On the South Bank every available space is hosting something, from a terrifying-looking reproduction of a Festival of Britain ride, built vastly larger than the original, to pop-up bars, cafes, beaches, funfairs, performance areas – and even the skateboard park has suddenly attained the air of an Olympic stadium.
But best of all are the people – a cacophony of global buskers, tourists, athletes, people draped in their flags lining the bridges, just hanging out. It’s not warm – the width of the river increases the cool night winds – but nobody is in any hurry to move on. Attempts to convey the wider scene in pictures proves impossible, of course, but that doesn’t stop people from attempting to capture something on their phones.
The Thames looks like it’s being used for once, with a great many brightly lit small boats ploughing up and down. Mercifully, the private company that tried to gouge everyone for using its ‘water chariots’ was publicly shamed and was forced to slash the ticket prices for its empty boats. Elsewhere there has been very little sign of anyone taking advantage of the influx of visitors.
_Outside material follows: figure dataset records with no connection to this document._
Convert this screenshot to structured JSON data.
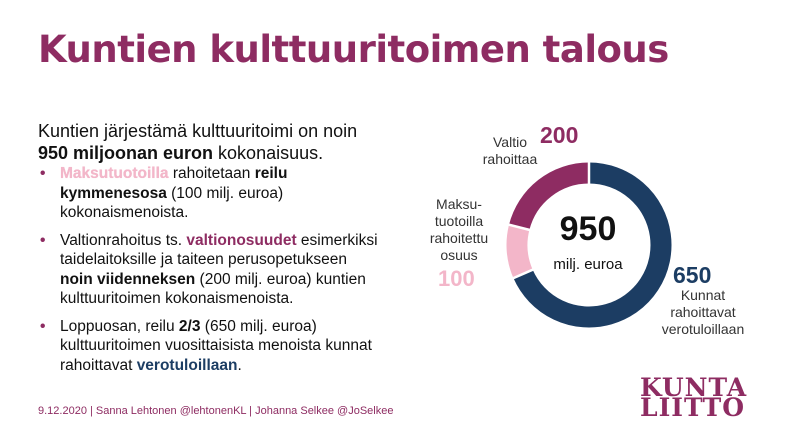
{
  "title": "Kuntien kulttuuritoimen talous",
  "intro": {
    "line1": "Kuntien järjestämä kulttuuritoimi on noin",
    "bold": "950 miljoonan euron",
    "rest": " kokonaisuus."
  },
  "bullets": [
    {
      "dot": "•",
      "parts": [
        {
          "text": "Maksutuotoilla",
          "style": "pink"
        },
        {
          "text": " rahoitetaan ",
          "style": "plain"
        },
        {
          "text": "reilu kymmenesosa",
          "style": "bold"
        },
        {
          "text": " (100 milj. euroa) kokonaismenoista.",
          "style": "plain"
        }
      ]
    },
    {
      "dot": "•",
      "parts": [
        {
          "text": "Valtionrahoitus ts. ",
          "style": "plain"
        },
        {
          "text": "valtionosuudet",
          "style": "purple"
        },
        {
          "text": " esimerkiksi taidelaitoksille ja taiteen perusopetukseen ",
          "style": "plain"
        },
        {
          "text": "noin viidenneksen",
          "style": "bold"
        },
        {
          "text": " (200 milj. euroa) kuntien kulttuuritoimen kokonaismenoista.",
          "style": "plain"
        }
      ]
    },
    {
      "dot": "•",
      "parts": [
        {
          "text": "Loppuosan, reilu ",
          "style": "plain"
        },
        {
          "text": "2/3",
          "style": "bold"
        },
        {
          "text": " (650 milj. euroa) kulttuuritoimen vuosittaisista menoista kunnat rahoittavat ",
          "style": "plain"
        },
        {
          "text": "verotuloillaan",
          "style": "navy"
        },
        {
          "text": ".",
          "style": "plain"
        }
      ]
    }
  ],
  "chart_data": {
    "type": "pie",
    "variant": "donut",
    "slices": [
      {
        "value": 650,
        "label": "Kunnat rahoittavat verotuloillaan",
        "color": "#1c3d63"
      },
      {
        "value": 100,
        "label": "Maksu- tuotoilla rahoitettu osuus",
        "color": "#f3b6c9"
      },
      {
        "value": 200,
        "label": "Valtio rahoittaa",
        "color": "#8e2c62"
      }
    ],
    "center_value": "950",
    "center_unit": "milj. euroa"
  },
  "labels": {
    "valtio_num": "200",
    "valtio_l1": "Valtio",
    "valtio_l2": "rahoittaa",
    "maksu_l1": "Maksu-",
    "maksu_l2": "tuotoilla",
    "maksu_l3": "rahoitettu",
    "maksu_l4": "osuus",
    "maksu_num": "100",
    "kunnat_num": "650",
    "kunnat_l1": "Kunnat",
    "kunnat_l2": "rahoittavat",
    "kunnat_l3": "verotuloillaan"
  },
  "footer": "9.12.2020 | Sanna Lehtonen @lehtonenKL | Johanna Selkee @JoSelkee",
  "logo": {
    "line1": "KUNTA",
    "line2": "LIITTO"
  },
  "colors": {
    "purple": "#8e2c62",
    "navy": "#1c3d63",
    "pink": "#f3b6c9"
  }
}
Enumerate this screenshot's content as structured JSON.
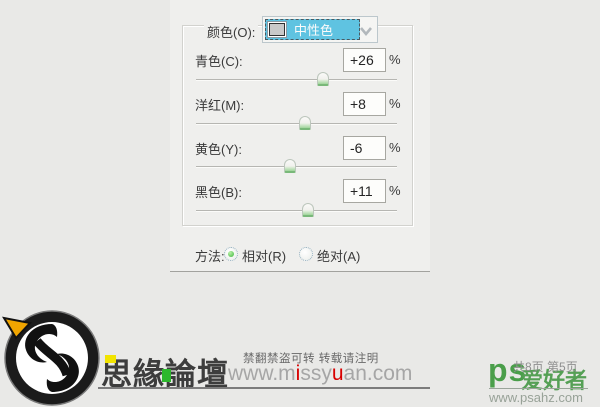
{
  "dialog": {
    "color_row": {
      "label": "颜色(O):",
      "selected": "中性色"
    },
    "sliders": [
      {
        "label": "青色(C):",
        "value": "+26",
        "unit": "%",
        "percent": 26
      },
      {
        "label": "洋红(M):",
        "value": "+8",
        "unit": "%",
        "percent": 8
      },
      {
        "label": "黄色(Y):",
        "value": "-6",
        "unit": "%",
        "percent": -6
      },
      {
        "label": "黑色(B):",
        "value": "+11",
        "unit": "%",
        "percent": 11
      }
    ],
    "method_row": {
      "label": "方法:",
      "options": [
        {
          "label": "相对(R)",
          "selected": true
        },
        {
          "label": "绝对(A)",
          "selected": false
        }
      ]
    }
  },
  "watermark": {
    "missyuan": {
      "title": "思緣論壇",
      "notice": "禁翻禁盗可转  转载请注明",
      "url_parts": [
        "www.m",
        "i",
        "ssy",
        "u",
        "an.com"
      ]
    },
    "psahz": {
      "brand": "ps",
      "brand_suffix": "爱好者",
      "pages": "共8页 第5页",
      "url": "www.psahz.com"
    }
  },
  "colors": {
    "highlight_blue": "#5fc3e1",
    "radio_green": "#3db83d",
    "url_red": "#d80000",
    "ps_green": "#4a9e4a",
    "square_yellow": "#f2e400",
    "square_green": "#2db82d"
  }
}
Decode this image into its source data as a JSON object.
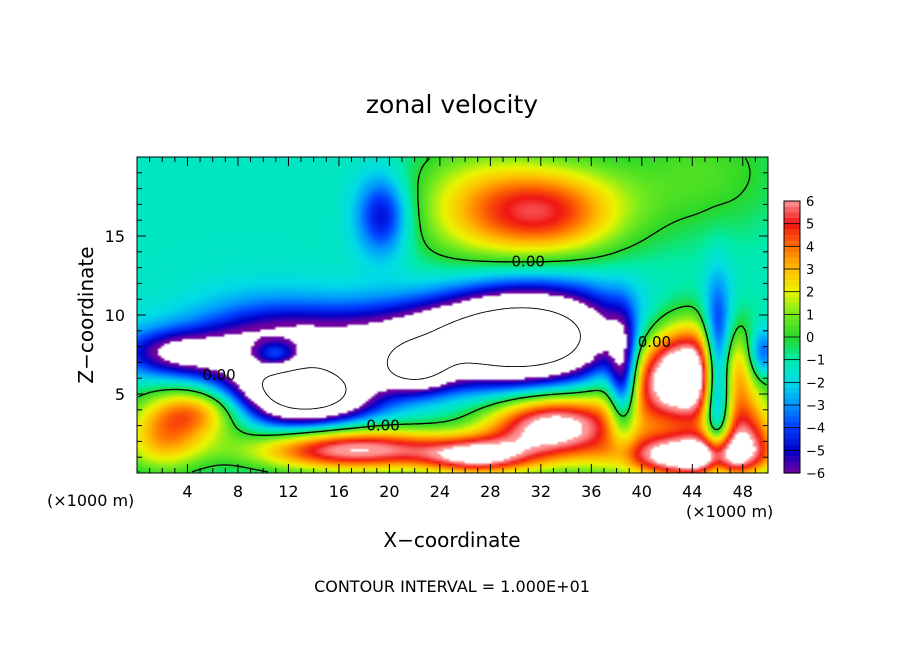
{
  "chart_data": {
    "type": "heatmap",
    "title": "zonal velocity",
    "xlabel": "X−coordinate",
    "ylabel": "Z−coordinate",
    "x_unit_left": "(×1000 m)",
    "x_unit_right": "(×1000 m)",
    "xlim": [
      0,
      50
    ],
    "ylim": [
      0,
      20
    ],
    "x_ticks": [
      4,
      8,
      12,
      16,
      20,
      24,
      28,
      32,
      36,
      40,
      44,
      48
    ],
    "y_ticks": [
      5,
      10,
      15
    ],
    "colorbar": {
      "range": [
        -6,
        6
      ],
      "ticks": [
        6,
        5,
        4,
        3,
        2,
        1,
        0,
        -1,
        -2,
        -3,
        -4,
        -5,
        -6
      ],
      "tick_labels": [
        "6",
        "5",
        "4",
        "3",
        "2",
        "1",
        "0",
        "−1",
        "−2",
        "−3",
        "−4",
        "−5",
        "−6"
      ]
    },
    "contour_label": "0.00",
    "contour_interval_text": "CONTOUR INTERVAL = 1.000E+01",
    "field_features": [
      {
        "x": 32.5,
        "z": 16.5,
        "value": 6.0,
        "sx": 4.5,
        "sz": 2.2
      },
      {
        "x": 26,
        "z": 17,
        "value": 2.5,
        "sx": 4,
        "sz": 3
      },
      {
        "x": 45,
        "z": 19,
        "value": 1.8,
        "sx": 5,
        "sz": 3
      },
      {
        "x": 19.5,
        "z": 16.3,
        "value": -4.0,
        "sx": 1.5,
        "sz": 1.8
      },
      {
        "x": 31,
        "z": 8.6,
        "value": -10.0,
        "sx": 5,
        "sz": 2.3
      },
      {
        "x": 22,
        "z": 8.5,
        "value": -5.5,
        "sx": 9,
        "sz": 1.6
      },
      {
        "x": 10,
        "z": 6.5,
        "value": -5.0,
        "sx": 4,
        "sz": 2.5
      },
      {
        "x": 3,
        "z": 7.6,
        "value": -4.5,
        "sx": 3,
        "sz": 1
      },
      {
        "x": 14,
        "z": 5.0,
        "value": -9.0,
        "sx": 3.5,
        "sz": 1.3
      },
      {
        "x": 22,
        "z": 6.6,
        "value": -7.0,
        "sx": 2,
        "sz": 1
      },
      {
        "x": 5,
        "z": 4.0,
        "value": 5.5,
        "sx": 3,
        "sz": 1.2
      },
      {
        "x": 2,
        "z": 2.0,
        "value": 4.0,
        "sx": 2.5,
        "sz": 1.5
      },
      {
        "x": 43.5,
        "z": 6.2,
        "value": 11.0,
        "sx": 3.5,
        "sz": 2.3
      },
      {
        "x": 33,
        "z": 3.0,
        "value": 9.0,
        "sx": 4,
        "sz": 1.6
      },
      {
        "x": 17,
        "z": 1.5,
        "value": 8.0,
        "sx": 6,
        "sz": 1.0
      },
      {
        "x": 44,
        "z": 1.0,
        "value": 9.0,
        "sx": 4,
        "sz": 1.0
      },
      {
        "x": 27,
        "z": 1.0,
        "value": 6.0,
        "sx": 3,
        "sz": 0.8
      },
      {
        "x": 11,
        "z": 7.5,
        "value": 5.0,
        "sx": 1.5,
        "sz": 0.7
      },
      {
        "x": 46,
        "z": 5.8,
        "value": -9.0,
        "sx": 0.8,
        "sz": 3.5
      },
      {
        "x": 38.5,
        "z": 6.0,
        "value": -6.0,
        "sx": 0.8,
        "sz": 2.5
      },
      {
        "x": 49.5,
        "z": 7.5,
        "value": -4.0,
        "sx": 0.8,
        "sz": 1.2
      },
      {
        "x": 48,
        "z": 2.5,
        "value": 5.0,
        "sx": 2,
        "sz": 1.5
      }
    ],
    "contour_label_positions": [
      {
        "x": 31,
        "z": 13.4
      },
      {
        "x": 6.5,
        "z": 6.2
      },
      {
        "x": 19.5,
        "z": 3.0
      },
      {
        "x": 41,
        "z": 8.3
      }
    ]
  }
}
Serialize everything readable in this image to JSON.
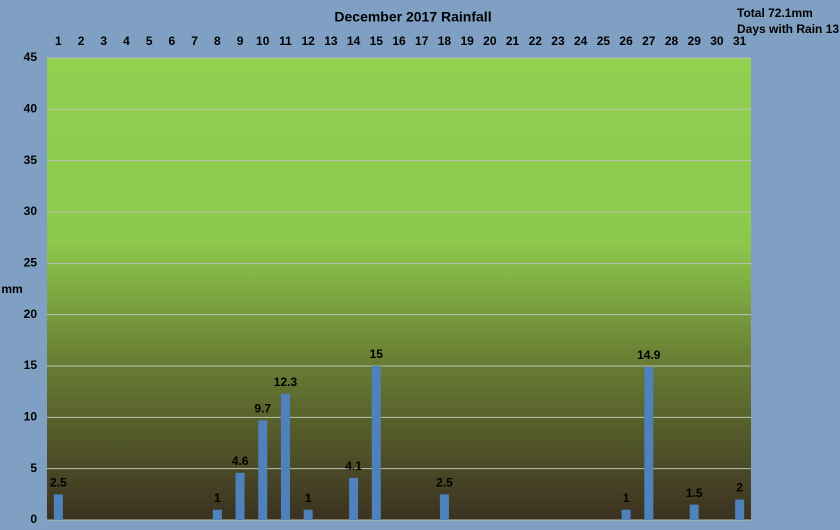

On the tube home, a Brazilian samba session breaks out and soon the entire train has joined in, responding to the infectious beat. Everyone, it seems, is singing something. One delight has been the ease with which we’ve been able to get around the city; even the athletes have been taking the tube rather than getting into the Olympic cars. One of the reasons why London is no longer a place with a dominant car culture is that it’s more fun to use buses, trains and tubes. I hope the Javelin, which gets passengers from the centre to the Olympic park in just seven minutes, becomes a permanent fixture.
Even the most vociferously vocal anti-Olympians have admitted that as a social project it has been an amazing success; the sole dissident remains the increasingly angry and lost Morrissey, bleating incoherently about the Nazism of sport. As midnight is passed and the final day begins, everyone is hoping that all this colourful energy and sense of community is retained as part of the future city.